États-Unis : Donald Trump ouvre la voie à un rapprochement avec Anthropic

Après plusieurs semaines de confrontation, la Maison Blanche semble vouloir calmer le jeu avec Anthropic. Donald Trump a indiqué que son administration pourrait finalement trouver un terrain d’entente avec la société américaine spécialisée dans l’intelligence artificielle générative, alors même que les relations entre les deux parties avaient été brutalement interrompues 2 mois plus tôt.

À l’origine du différend, la position d’Anthropic sur l’usage de ses technologies dans les domaines sensibles de la défense et de la surveillance. L’entreprise avait exprimé ses réserves quant à l’exploitation de ses modèles pour des dispositifs de surveillance à grande échelle et pour certaines opérations militaires offensives. Des restrictions que Washington avait jugées inacceptables.

Fin février, le secrétaire américain à la Défense, Pete Hegseth, avait ainsi mis un terme au contrat liant l’État fédéral à la start-up. Dans la foulée, il avait également demandé que l’entreprise soit classée parmi les sociétés considérées comme présentant un risque pour la sécurité nationale, une mesure particulièrement inhabituelle pour un acteur technologique américain.

Anthropic a contesté cette décision devant les tribunaux. La bataille judiciaire reste d’ailleurs ouverte, avec des procédures distinctes engagées à San Francisco et à Washington. Si un juge fédéral en Californie a temporairement bloqué certaines mesures, d’autres juridictions ont maintenu une partie du dispositif contesté. Les deux affaires doivent encore être tranchées sur le fond.

Malgré ce climat conflictuel, Donald Trump a adopté un ton plus conciliant. Lors d’un entretien accordé à CNBC, le président américain a estimé qu’un accord avec Anthropic demeurait possible, soulignant l’expertise technologique de l’entreprise et l’intérêt que pourrait en tirer son administration.

Ce changement de ton a été précédé par un signal politique important. Vendredi dernier, le patron d’Anthropic, Dario Amodei, a été reçu à la Maison Blanche pour une réunion qualifiée de constructive par l’entreprise. Cette rencontre, à laquelle ont pris part Susie Wiles et Scott Bessent, laisse entrevoir une tentative de reprise du dialogue entre Washington et l’un des acteurs les plus influents de l’IA générative.

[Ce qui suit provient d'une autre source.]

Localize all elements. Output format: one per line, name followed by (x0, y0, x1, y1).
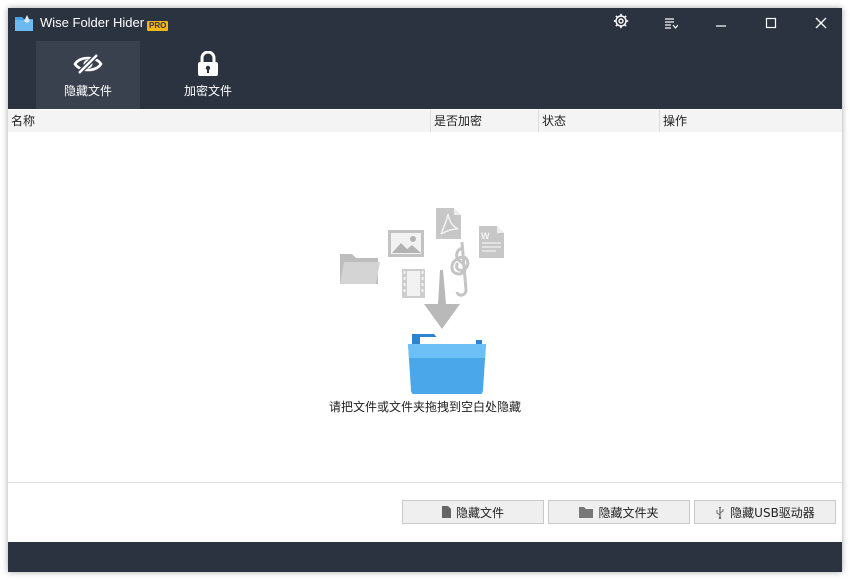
tab-encrypt-files-label: 加密文件 (183, 84, 232, 98)
menu-icon (664, 14, 679, 33)
settings-icon (613, 13, 629, 33)
blue-folder-icon (408, 334, 486, 394)
maximize-button[interactable] (746, 8, 796, 38)
hide-folder-button[interactable]: 隐藏文件夹 (548, 500, 690, 524)
image-icon (388, 230, 424, 257)
file-icon (441, 506, 451, 518)
folder-icon (579, 506, 594, 518)
title-bar: Wise Folder Hider PRO 隐藏文件 加密文件 (8, 8, 842, 109)
column-header-status[interactable]: 状态 (538, 110, 659, 132)
minimize-button[interactable] (696, 8, 746, 38)
app-window: Wise Folder Hider PRO 隐藏文件 加密文件 名称 是否加密 … (8, 8, 842, 572)
pdf-icon (436, 208, 461, 239)
app-logo-icon (14, 14, 34, 32)
drop-illustration: W (340, 208, 504, 394)
footer-toolbar: 隐藏文件 隐藏文件夹 隐藏USB驱动器 (8, 482, 842, 543)
settings-button[interactable] (596, 8, 646, 38)
tab-encrypt-files[interactable]: 加密文件 (156, 41, 260, 109)
film-icon (402, 269, 425, 298)
column-header-encrypted[interactable]: 是否加密 (430, 110, 538, 132)
hide-file-button[interactable]: 隐藏文件 (402, 500, 544, 524)
column-header-name[interactable]: 名称 (8, 110, 430, 132)
drop-hint-text: 请把文件或文件夹拖拽到空白处隐藏 (328, 400, 521, 414)
hide-usb-button[interactable]: 隐藏USB驱动器 (694, 500, 836, 524)
status-bar (8, 542, 842, 572)
tab-hide-files-label: 隐藏文件 (63, 84, 112, 98)
usb-icon (715, 506, 725, 519)
hide-usb-label: 隐藏USB驱动器 (730, 505, 815, 520)
folder-icon (340, 254, 380, 284)
svg-text:W: W (481, 231, 490, 241)
music-icon (450, 241, 470, 297)
table-header: 名称 是否加密 状态 操作 (8, 110, 842, 133)
document-icon: W (479, 226, 504, 258)
app-title: Wise Folder Hider (40, 15, 145, 30)
arrow-down-icon (424, 270, 460, 329)
pro-badge: PRO (147, 21, 169, 31)
hide-folder-label: 隐藏文件夹 (598, 505, 659, 520)
lock-icon (197, 51, 219, 77)
file-list-area[interactable]: W 请把文件或文件夹拖拽到空白处隐藏 (8, 132, 842, 482)
column-header-actions[interactable]: 操作 (659, 110, 842, 132)
close-button[interactable] (796, 8, 846, 38)
minimize-icon (715, 14, 727, 33)
eye-slash-icon (73, 51, 103, 77)
hide-file-label: 隐藏文件 (455, 505, 504, 520)
menu-button[interactable] (646, 8, 696, 38)
close-icon (815, 14, 827, 33)
maximize-icon (765, 14, 777, 33)
tab-hide-files[interactable]: 隐藏文件 (36, 41, 140, 109)
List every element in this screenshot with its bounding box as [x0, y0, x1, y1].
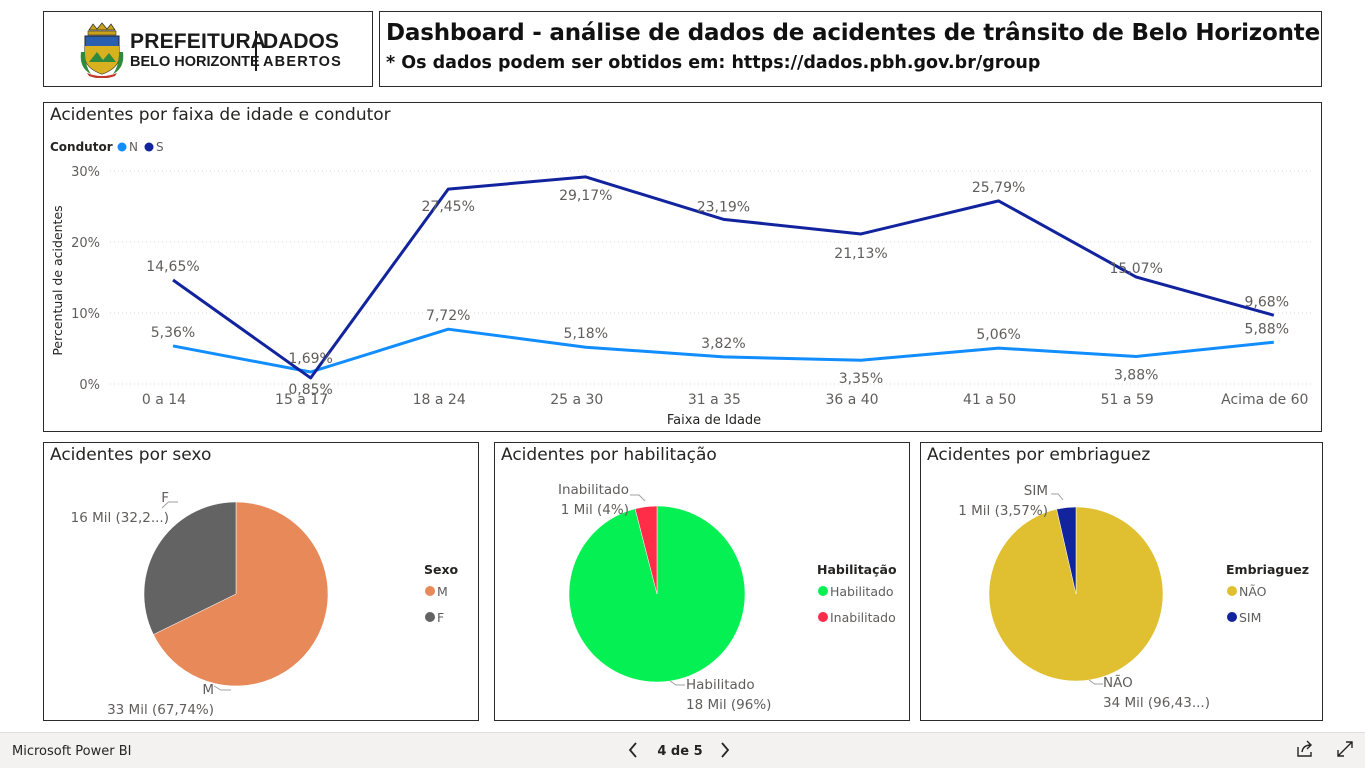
- pie-legend-title: Sexo: [424, 562, 459, 577]
- pie-legend-marker[interactable]: [818, 586, 828, 596]
- leader-line: [630, 494, 646, 502]
- data-label-N: 5,06%: [976, 327, 1020, 343]
- leader-line: [1088, 679, 1103, 685]
- logo-divider: [255, 31, 257, 71]
- logo-abertos: ABERTOS: [263, 54, 343, 70]
- pie-label-value: 1 Mil (3,57%): [958, 503, 1048, 519]
- sexo-pie-panel[interactable]: Acidentes por sexo M 33 Mil (67,74%) F 16 M…: [43, 442, 479, 721]
- x-tick-label: 36 a 40: [825, 392, 878, 408]
- chevron-left-icon: [628, 742, 637, 758]
- page-indicator: 4 de 5: [657, 744, 703, 759]
- title-panel: Dashboard - análise de dados de acidente…: [379, 11, 1322, 87]
- logo-prefeitura: PREFEITURA: [130, 30, 267, 53]
- y-tick-label: 30%: [71, 165, 100, 180]
- pie-legend-label[interactable]: F: [437, 610, 444, 625]
- pie-legend-marker[interactable]: [1227, 586, 1237, 596]
- data-label-N: 3,82%: [701, 336, 745, 352]
- pie-label-name: F: [161, 490, 169, 506]
- pie-label-value: 33 Mil (67,74%): [107, 702, 214, 718]
- data-label-S: 29,17%: [559, 188, 612, 204]
- sexo-pie-chart: M33 Mil (67,74%)F16 Mil (32,2...)SexoMF: [71, 490, 459, 718]
- embriaguez-pie-chart: NÃO 34 Mil (96,43...) SIM 1 Mil (3,57%) Embr…: [958, 483, 1309, 711]
- leader-line: [1051, 493, 1064, 501]
- pie-legend-marker[interactable]: [1227, 612, 1237, 622]
- y-axis-label: Percentual de acidentes: [50, 205, 65, 355]
- legend-marker-S[interactable]: [144, 142, 154, 152]
- data-label-N: 5,88%: [1245, 321, 1289, 337]
- line-chart-panel[interactable]: Acidentes por faixa de idade e condutor …: [43, 102, 1322, 432]
- data-label-S: 9,68%: [1245, 294, 1289, 310]
- data-label-N: 1,69%: [288, 351, 332, 367]
- logo-dados: DADOS: [263, 30, 339, 53]
- x-tick-label: 41 a 50: [963, 392, 1016, 408]
- pie-legend-label[interactable]: SIM: [1239, 610, 1261, 625]
- dashboard-subtitle: * Os dados podem ser obtidos em: https:/…: [386, 53, 1041, 73]
- pie-label-name: NÃO: [1103, 674, 1133, 691]
- data-label-N: 5,36%: [151, 325, 195, 341]
- x-tick-label: 0 a 14: [142, 392, 186, 408]
- pie-label-name: SIM: [1024, 483, 1048, 499]
- pie-legend-marker[interactable]: [425, 586, 435, 596]
- y-tick-label: 0%: [79, 378, 100, 393]
- pie-legend-marker[interactable]: [425, 612, 435, 622]
- pie-label-name: Habilitado: [686, 677, 755, 693]
- x-tick-label: Acima de 60: [1221, 392, 1308, 408]
- x-axis-label: Faixa de Idade: [667, 413, 761, 428]
- legend-marker-N[interactable]: [117, 142, 127, 152]
- logo-belo-horizonte: BELO HORIZONTE: [130, 54, 260, 70]
- pie-legend-label[interactable]: NÃO: [1239, 584, 1267, 599]
- chevron-right-icon: [721, 742, 730, 758]
- y-tick-label: 20%: [71, 236, 100, 251]
- pie-legend-label[interactable]: Habilitado: [830, 584, 894, 599]
- pie-label-name: M: [202, 682, 214, 698]
- page-navigator: 4 de 5: [620, 738, 745, 763]
- data-label-N: 5,18%: [564, 326, 608, 342]
- data-label-S: 27,45%: [422, 199, 475, 215]
- data-label-N: 3,35%: [839, 371, 883, 387]
- data-label-S: 0,85%: [288, 382, 332, 398]
- x-tick-label: 51 a 59: [1101, 392, 1154, 408]
- habilitacao-pie-chart: Habilitado 18 Mil (96%) Inabilitado 1 Mil (…: [558, 482, 897, 713]
- next-page-button[interactable]: [712, 738, 738, 763]
- habilitacao-pie-panel[interactable]: Acidentes por habilitação Habilitado 18 M…: [494, 442, 910, 721]
- pie-legend-label[interactable]: M: [437, 584, 448, 599]
- leader-line: [213, 685, 231, 691]
- previous-page-button[interactable]: [620, 738, 646, 763]
- data-label-S: 14,65%: [146, 259, 199, 275]
- x-tick-label: 18 a 24: [413, 392, 466, 408]
- logo-panel: PREFEITURA BELO HORIZONTE DADOS ABERTOS: [43, 11, 373, 87]
- x-tick-label: 31 a 35: [688, 392, 741, 408]
- legend-label-N[interactable]: N: [129, 140, 138, 154]
- pie-legend-label[interactable]: Inabilitado: [830, 610, 896, 625]
- pie-label-value: 1 Mil (4%): [561, 502, 629, 518]
- power-bi-brand[interactable]: Microsoft Power BI: [12, 744, 131, 759]
- legend-title: Condutor: [50, 140, 113, 154]
- data-label-N: 3,88%: [1114, 367, 1158, 383]
- data-label-S: 21,13%: [834, 246, 887, 262]
- share-icon: [1297, 740, 1312, 757]
- pie-label-value: 34 Mil (96,43...): [1103, 695, 1210, 711]
- data-label-S: 15,07%: [1110, 261, 1163, 277]
- pie-label-value: 16 Mil (32,2...): [71, 510, 169, 526]
- coat-of-arms-icon: [80, 22, 124, 78]
- leader-line: [669, 680, 685, 686]
- dashboard-title: Dashboard - análise de dados de acidente…: [386, 20, 1320, 46]
- pie-legend-title: Habilitação: [817, 562, 897, 577]
- x-tick-label: 25 a 30: [550, 392, 603, 408]
- embriaguez-pie-panel[interactable]: Acidentes por embriaguez NÃO 34 Mil (96,4…: [920, 442, 1323, 721]
- fullscreen-icon: [1337, 741, 1353, 757]
- y-tick-label: 10%: [71, 307, 100, 322]
- pie-legend-marker[interactable]: [818, 612, 828, 622]
- line-chart: Condutor N S 0% 10% 20% 30% Percentual de acide…: [50, 140, 1314, 428]
- legend-label-S[interactable]: S: [156, 140, 164, 154]
- pie-label-name: Inabilitado: [558, 482, 629, 498]
- pie-label-value: 18 Mil (96%): [686, 697, 771, 713]
- share-button[interactable]: [1295, 739, 1317, 761]
- pie-legend-title: Embriaguez: [1226, 562, 1309, 577]
- fullscreen-button[interactable]: [1335, 739, 1357, 761]
- data-label-S: 23,19%: [697, 199, 750, 215]
- data-label-N: 7,72%: [426, 308, 470, 324]
- bottom-bar: Microsoft Power BI 4 de 5: [0, 732, 1365, 768]
- data-label-S: 25,79%: [972, 180, 1025, 196]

En dépit des tensions, Anthropic conserve une place stratégique dans l’appareil sécuritaire américain. Son modèle Claude demeure, à ce stade, le seul autorisé pour certaines opérations classifiées menées par l’armée américaine, ce qui renforce encore l’importance de ce dossier à la croisée de la technologie, de l’éthique et de la souveraineté.